I brainstormed on peace in light of recent worldwide events, namely Paris, but also Kenya, Beirut, and so on.
This led to the story of Sadako Sasaki and the thousand peace cranes, which is a touching story about war, loss, children, action, hope, and, above all, peace. And origami is a great project with all ages.
That led to the idea of the interconnected web of all beings, our seventh principle. A yarn web. This is a standard Unitarian Universalist (and also Girl Scout) bonding activity, as it's a metaphor for connection, interdependence, teamwork, and the like. Plus, it's beautiful.
So, we started class with our usual chalice lighting, which happens to be Gandhi's prayer for peace:
Gandhi's Prayer for Peace
I offer you peace.
I offer you love.
I offer you friendship.
I see your beauty.
I hear your need.
I feel your feelings.
My wisdom flows from the highest source.
I salute that source in you.
Let us work together.
For unity and peace.
We shared our class Joys and Concerns. We followed this with a brief metta meditation for the safety, health, happiness, and ease of all living beings.
I introduced our topics of peace and interconnection, lightly, with gentle references to world events because we have very young pre-K kids and more mature 7th graders, and a few in-between.
Then we did the yarn web. We pulled it, loosened bits of it, stretched it, admired it, and finally dropped it. Not stressing the metaphor too much.
I retold the story of Sadako and her one thousand cranes. And they all opted to do origami as their class work, though I also had materials for Tibetan prayer flags.

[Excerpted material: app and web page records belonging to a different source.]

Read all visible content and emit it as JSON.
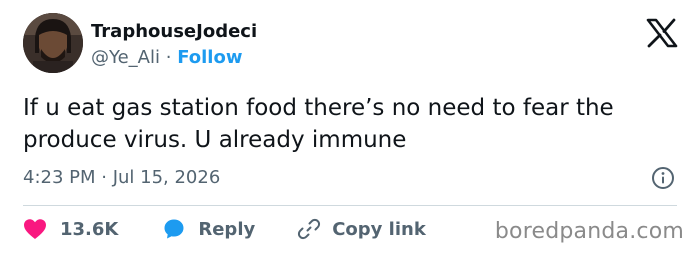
{
  "tweet": {
    "display_name": "TraphouseJodeci",
    "handle": "@Ye_Ali",
    "separator": "·",
    "follow_label": "Follow",
    "text": "If u eat gas station food there’s no need to fear the produce virus. U already immune",
    "timestamp": "4:23 PM · Jul 15, 2026"
  },
  "actions": {
    "like_count": "13.6K",
    "reply_label": "Reply",
    "copy_link_label": "Copy link"
  },
  "icons": {
    "logo": "x-logo-icon",
    "info": "info-icon",
    "like": "heart-icon",
    "reply": "speech-bubble-icon",
    "copy_link": "link-icon"
  },
  "colors": {
    "accent": "#1d9bf0",
    "like": "#f91880",
    "text": "#0f1419",
    "muted": "#536471"
  },
  "watermark": "boredpanda.com"
}
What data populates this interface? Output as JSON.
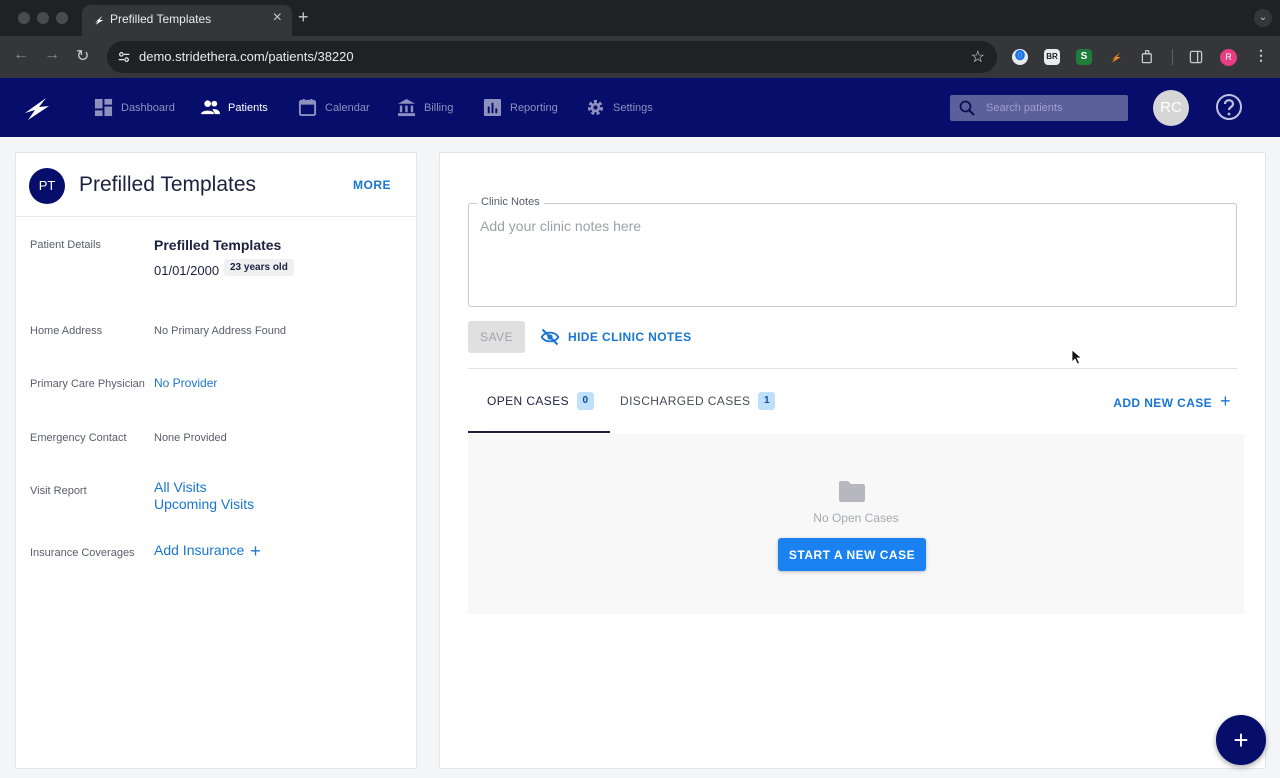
{
  "browser": {
    "tab_title": "Prefilled Templates",
    "tab_close": "×",
    "new_tab": "+",
    "url": "demo.stridethera.com/patients/38220",
    "extensions": [
      "1password-icon",
      "br-extension-icon",
      "s-extension-icon",
      "stride-extension-icon",
      "puzzle-icon"
    ],
    "ext_labels": {
      "br": "BR",
      "s": "S"
    },
    "profile_initial": "R",
    "colors": {
      "chrome_bg": "#202124",
      "toolbar_bg": "#35363a"
    }
  },
  "nav": {
    "items": [
      {
        "label": "Dashboard",
        "icon": "dashboard-icon"
      },
      {
        "label": "Patients",
        "icon": "people-icon",
        "active": true
      },
      {
        "label": "Calendar",
        "icon": "calendar-icon"
      },
      {
        "label": "Billing",
        "icon": "bank-icon"
      },
      {
        "label": "Reporting",
        "icon": "bar-chart-icon"
      },
      {
        "label": "Settings",
        "icon": "gear-icon"
      }
    ],
    "search_placeholder": "Search patients",
    "user_initials": "RC",
    "colors": {
      "appbar": "#070d6b",
      "search_bg": "#5b5f9a"
    }
  },
  "patient": {
    "initials": "PT",
    "name": "Prefilled Templates",
    "more_label": "MORE",
    "details_label": "Patient Details",
    "details_name": "Prefilled Templates",
    "dob": "01/01/2000",
    "age": "23 years old",
    "home_address_label": "Home Address",
    "home_address_value": "No Primary Address Found",
    "pcp_label": "Primary Care Physician",
    "pcp_value": "No Provider",
    "emergency_label": "Emergency Contact",
    "emergency_value": "None Provided",
    "visit_report_label": "Visit Report",
    "all_visits": "All Visits",
    "upcoming_visits": "Upcoming Visits",
    "insurance_label": "Insurance Coverages",
    "add_insurance": "Add Insurance"
  },
  "notes": {
    "legend": "Clinic Notes",
    "placeholder": "Add your clinic notes here",
    "save_label": "SAVE",
    "hide_label": "HIDE CLINIC NOTES"
  },
  "cases": {
    "tabs": [
      {
        "label": "OPEN CASES",
        "count": "0",
        "active": true
      },
      {
        "label": "DISCHARGED CASES",
        "count": "1"
      }
    ],
    "add_label": "ADD NEW CASE",
    "empty_text": "No Open Cases",
    "start_label": "START A NEW CASE",
    "colors": {
      "accent": "#1976d2",
      "start_button": "#1a82f0",
      "count_badge": "#bfe0fb"
    }
  },
  "fab_label": "+"
}
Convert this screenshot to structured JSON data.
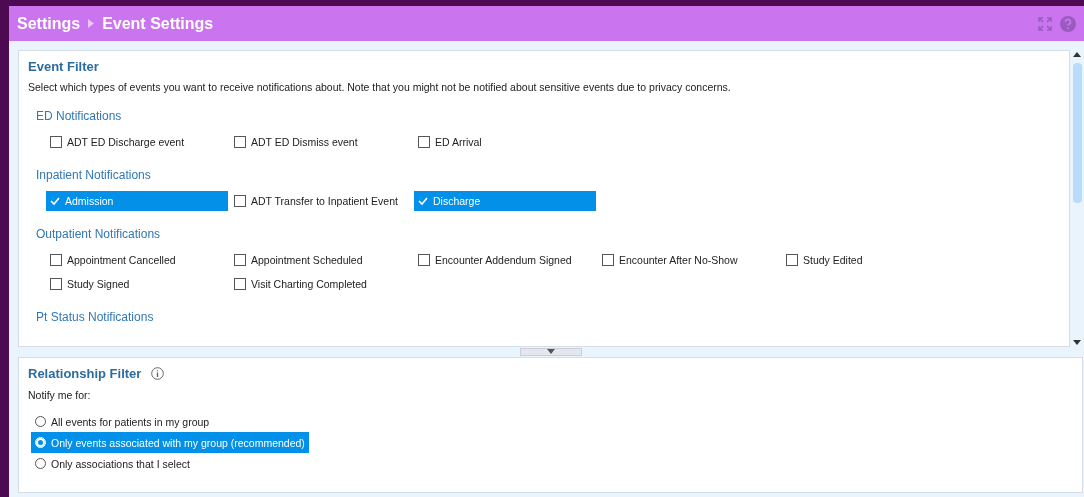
{
  "header": {
    "breadcrumb": [
      "Settings",
      "Event Settings"
    ]
  },
  "event_filter": {
    "title": "Event Filter",
    "description": "Select which types of events you want to receive notifications about. Note that you might not be notified about sensitive events due to privacy concerns.",
    "groups": [
      {
        "title": "ED Notifications",
        "items": [
          {
            "label": "ADT ED Discharge event",
            "checked": false
          },
          {
            "label": "ADT ED Dismiss event",
            "checked": false
          },
          {
            "label": "ED Arrival",
            "checked": false
          }
        ]
      },
      {
        "title": "Inpatient Notifications",
        "items": [
          {
            "label": "Admission",
            "checked": true
          },
          {
            "label": "ADT Transfer to Inpatient Event",
            "checked": false
          },
          {
            "label": "Discharge",
            "checked": true
          }
        ]
      },
      {
        "title": "Outpatient Notifications",
        "items": [
          {
            "label": "Appointment Cancelled",
            "checked": false
          },
          {
            "label": "Appointment Scheduled",
            "checked": false
          },
          {
            "label": "Encounter Addendum Signed",
            "checked": false
          },
          {
            "label": "Encounter After No-Show",
            "checked": false
          },
          {
            "label": "Study Edited",
            "checked": false
          },
          {
            "label": "Study Signed",
            "checked": false
          },
          {
            "label": "Visit Charting Completed",
            "checked": false
          }
        ]
      },
      {
        "title": "Pt Status Notifications"
      }
    ]
  },
  "relationship_filter": {
    "title": "Relationship Filter",
    "prompt": "Notify me for:",
    "options": [
      {
        "label": "All events for patients in my group",
        "selected": false
      },
      {
        "label": "Only events associated with my group (recommended)",
        "selected": true
      },
      {
        "label": "Only associations that I select",
        "selected": false
      }
    ]
  }
}
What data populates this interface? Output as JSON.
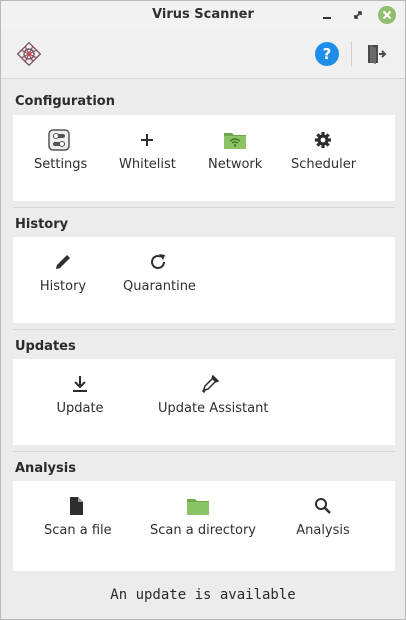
{
  "window": {
    "title": "Virus Scanner"
  },
  "toolbar": {
    "help_label": "?"
  },
  "sections": {
    "configuration": {
      "title": "Configuration",
      "items": [
        {
          "label": "Settings",
          "icon": "toggle-settings-icon"
        },
        {
          "label": "Whitelist",
          "icon": "plus-icon"
        },
        {
          "label": "Network",
          "icon": "network-folder-icon"
        },
        {
          "label": "Scheduler",
          "icon": "gear-icon"
        }
      ]
    },
    "history": {
      "title": "History",
      "items": [
        {
          "label": "History",
          "icon": "pencil-icon"
        },
        {
          "label": "Quarantine",
          "icon": "refresh-icon"
        }
      ]
    },
    "updates": {
      "title": "Updates",
      "items": [
        {
          "label": "Update",
          "icon": "download-icon"
        },
        {
          "label": "Update Assistant",
          "icon": "dropper-icon"
        }
      ]
    },
    "analysis": {
      "title": "Analysis",
      "items": [
        {
          "label": "Scan a file",
          "icon": "file-icon"
        },
        {
          "label": "Scan a directory",
          "icon": "folder-icon"
        },
        {
          "label": "Analysis",
          "icon": "search-icon"
        }
      ]
    }
  },
  "status": {
    "text": "An update is available"
  },
  "colors": {
    "folder": "#7fba5a",
    "help": "#1f8ee8",
    "close": "#8fbe6e"
  }
}
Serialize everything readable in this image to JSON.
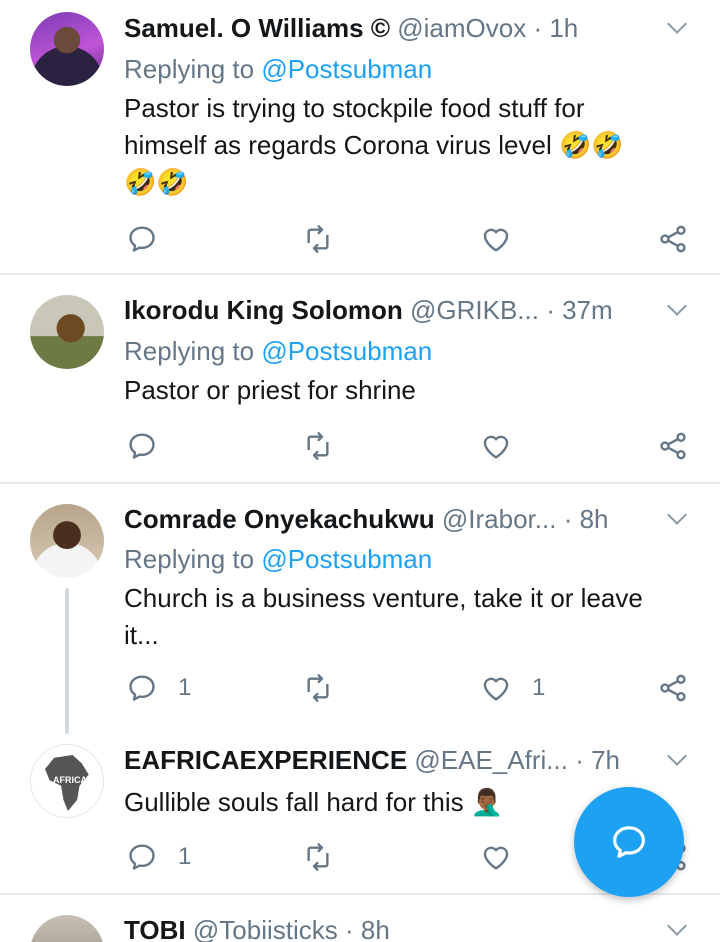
{
  "tweets": [
    {
      "name": "Samuel. O Williams ©",
      "handle": "@iamOvox",
      "time": "· 1h",
      "reply_prefix": "Replying to",
      "reply_to": "@Postsubman",
      "text": "Pastor is trying to stockpile food stuff for himself as regards Corona virus level 🤣🤣\n🤣🤣",
      "replies": "",
      "likes": ""
    },
    {
      "name": "Ikorodu King Solomon",
      "handle": "@GRIKB...",
      "time": "· 37m",
      "reply_prefix": "Replying to",
      "reply_to": "@Postsubman",
      "text": "Pastor or priest for shrine",
      "replies": "",
      "likes": ""
    },
    {
      "name": "Comrade Onyekachukwu",
      "handle": "@Irabor...",
      "time": "· 8h",
      "reply_prefix": "Replying to",
      "reply_to": "@Postsubman",
      "text": "Church is a business venture, take it or leave it...",
      "replies": "1",
      "likes": "1"
    },
    {
      "name": "EAFRICAEXPERIENCE",
      "handle": "@EAE_Afri...",
      "time": "· 7h",
      "text": "Gullible souls fall hard for this 🤦🏾‍♂️",
      "replies": "1",
      "likes": "",
      "avatar_text": "AFRICA"
    },
    {
      "name": "TOBI",
      "handle": "@Tobiisticks",
      "time": "· 8h"
    }
  ],
  "icons": {
    "reply": "comment-icon",
    "retweet": "retweet-icon",
    "like": "heart-icon",
    "share": "share-icon",
    "menu": "chevron-down-icon",
    "compose": "compose-reply-icon"
  },
  "colors": {
    "accent": "#1da1f2",
    "muted": "#657786",
    "divider": "#e6ecf0"
  }
}
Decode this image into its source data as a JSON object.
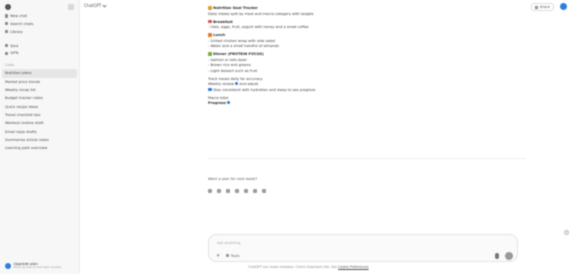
{
  "sidebar": {
    "top_items": [
      {
        "label": "New chat",
        "icon": "pencil-icon"
      },
      {
        "label": "Search chats",
        "icon": "search-icon"
      },
      {
        "label": "Library",
        "icon": "library-icon"
      }
    ],
    "mid_items": [
      {
        "label": "Sora",
        "icon": "sora-icon"
      },
      {
        "label": "GPTs",
        "icon": "gpts-icon"
      }
    ],
    "section_label": "Chats",
    "chats": [
      {
        "label": "Nutrition plans",
        "active": true
      },
      {
        "label": "Market price trends",
        "active": false
      },
      {
        "label": "Weekly recap list",
        "active": false
      },
      {
        "label": "Budget tracker notes",
        "active": false
      },
      {
        "label": "Quick recipe ideas",
        "active": false
      },
      {
        "label": "Travel checklist tips",
        "active": false
      },
      {
        "label": "Workout routine draft",
        "active": false
      },
      {
        "label": "Email reply drafts",
        "active": false
      },
      {
        "label": "Summarize article notes",
        "active": false
      },
      {
        "label": "Learning path overview",
        "active": false
      }
    ],
    "footer": {
      "name": "Upgrade plan",
      "sub": "More access to the best models"
    }
  },
  "header": {
    "model": "ChatGPT",
    "share_label": "Share"
  },
  "message": {
    "lines": [
      {
        "text": "Nutrition Goal Tracker",
        "head": true,
        "emoji": "#e0a030"
      },
      {
        "text": "Daily intake split by meal and macro category with targets",
        "head": false
      },
      {
        "gap": true
      },
      {
        "text": "Breakfast",
        "head": true,
        "emoji": "#d9534f"
      },
      {
        "text": "- Oats, eggs, fruit, yogurt with honey and a small coffee",
        "head": false
      },
      {
        "gap": true
      },
      {
        "text": "Lunch",
        "head": true,
        "emoji": "#e07b2f"
      },
      {
        "text": "- Grilled chicken wrap with side salad",
        "head": false
      },
      {
        "text": "- Water and a small handful of almonds",
        "head": false
      },
      {
        "gap": true
      },
      {
        "text": "Dinner (PROTEIN FOCUS)",
        "head": true,
        "emoji": "#7cae3f"
      },
      {
        "text": "- Salmon or tofu bowl",
        "head": false
      },
      {
        "text": "- Brown rice and greens",
        "head": false
      },
      {
        "text": "- Light dessert such as fruit",
        "head": false
      },
      {
        "gap": true
      },
      {
        "text": "Track meals daily for accuracy",
        "head": false
      },
      {
        "text": "Weekly review",
        "head": false,
        "pill": true,
        "after": "and adjust"
      },
      {
        "text": "Stay consistent with hydration and sleep to see progress",
        "head": false,
        "emoji": "#2f7de1"
      },
      {
        "gap": true
      },
      {
        "text": "Macro total",
        "head": false
      },
      {
        "text": "Progress",
        "head": true,
        "pill": true
      }
    ]
  },
  "followup": "Want a plan for next week?",
  "composer": {
    "placeholder": "Ask anything",
    "tool_label": "Tools"
  },
  "disclaimer": {
    "text": "ChatGPT can make mistakes. Check important info. See",
    "link": "Cookie Preferences"
  },
  "help": "?"
}
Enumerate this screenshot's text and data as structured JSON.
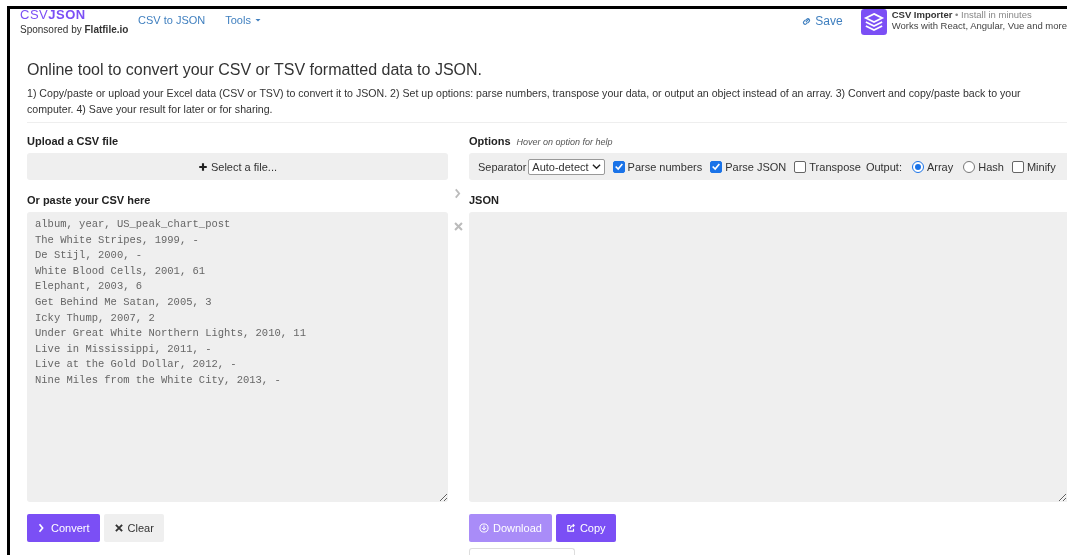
{
  "header": {
    "logo": {
      "light": "CSV",
      "bold": "JSON"
    },
    "sponsor": "Sponsored by **Flatfile.io**",
    "nav": [
      {
        "label": "CSV to JSON",
        "kind": "link"
      },
      {
        "label": "Tools",
        "kind": "dropdown"
      }
    ],
    "save": "Save",
    "promo": {
      "title": "CSV Importer",
      "tagline": "• Install in minutes",
      "subtitle": "Works with React, Angular, Vue and more"
    }
  },
  "intro": {
    "title": "Online tool to convert your CSV or TSV formatted data to JSON.",
    "text": "1) Copy/paste or upload your Excel data (CSV or TSV) to convert it to JSON. 2) Set up options: parse numbers, transpose your data, or output an object instead of an array. 3) Convert and copy/paste back to your computer. 4) Save your result for later or for sharing."
  },
  "upload": {
    "label": "Upload a CSV file",
    "button": "Select a file..."
  },
  "options": {
    "label": "Options",
    "hint": "Hover on option for help",
    "items": [
      {
        "kind": "select",
        "label": "Separator",
        "value": "Auto-detect"
      },
      {
        "kind": "checkbox",
        "label": "Parse numbers",
        "checked": true
      },
      {
        "kind": "checkbox",
        "label": "Parse JSON",
        "checked": true
      },
      {
        "kind": "checkbox",
        "label": "Transpose",
        "checked": false
      },
      {
        "kind": "text",
        "label": "Output:"
      },
      {
        "kind": "radio",
        "label": "Array",
        "selected": true
      },
      {
        "kind": "radio",
        "label": "Hash",
        "selected": false
      },
      {
        "kind": "checkbox",
        "label": "Minify",
        "checked": false
      }
    ]
  },
  "csv": {
    "label": "Or paste your CSV here",
    "lines": [
      "album, year, US_peak_chart_post",
      "The White Stripes, 1999, -",
      "De Stijl, 2000, -",
      "White Blood Cells, 2001, 61",
      "Elephant, 2003, 6",
      "Get Behind Me Satan, 2005, 3",
      "Icky Thump, 2007, 2",
      "Under Great White Northern Lights, 2010, 11",
      "Live in Mississippi, 2011, -",
      "Live at the Gold Dollar, 2012, -",
      "Nine Miles from the White City, 2013, -"
    ]
  },
  "json": {
    "label": "JSON"
  },
  "left_buttons": [
    {
      "kind": "convert",
      "label": "Convert"
    },
    {
      "kind": "clear",
      "label": "Clear"
    }
  ],
  "right_buttons": [
    {
      "kind": "download",
      "label": "Download",
      "disabled": true
    },
    {
      "kind": "copy",
      "label": "Copy",
      "disabled": false
    }
  ]
}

We all sat around the table with a pile of origami paper and a few books. Bud and the seventh-grader attempted the actual peace crane, which is a complicated fold. The littlest girl did several flapping butterflies, really getting the hang of the pattern by the end. Sis and another classmate folded pinwheels, while my co-teacher folded a tiny pinwheel, impressing us all.
We talked of origami and other things, enjoying our joint activity.
By the end, both Bud and Sis had vowed to make 1000 of each of their designs, just like Sadako.
And tonight, they were still working on their projects.
Now, that's what I call a successful class--it stayed with them. Whew!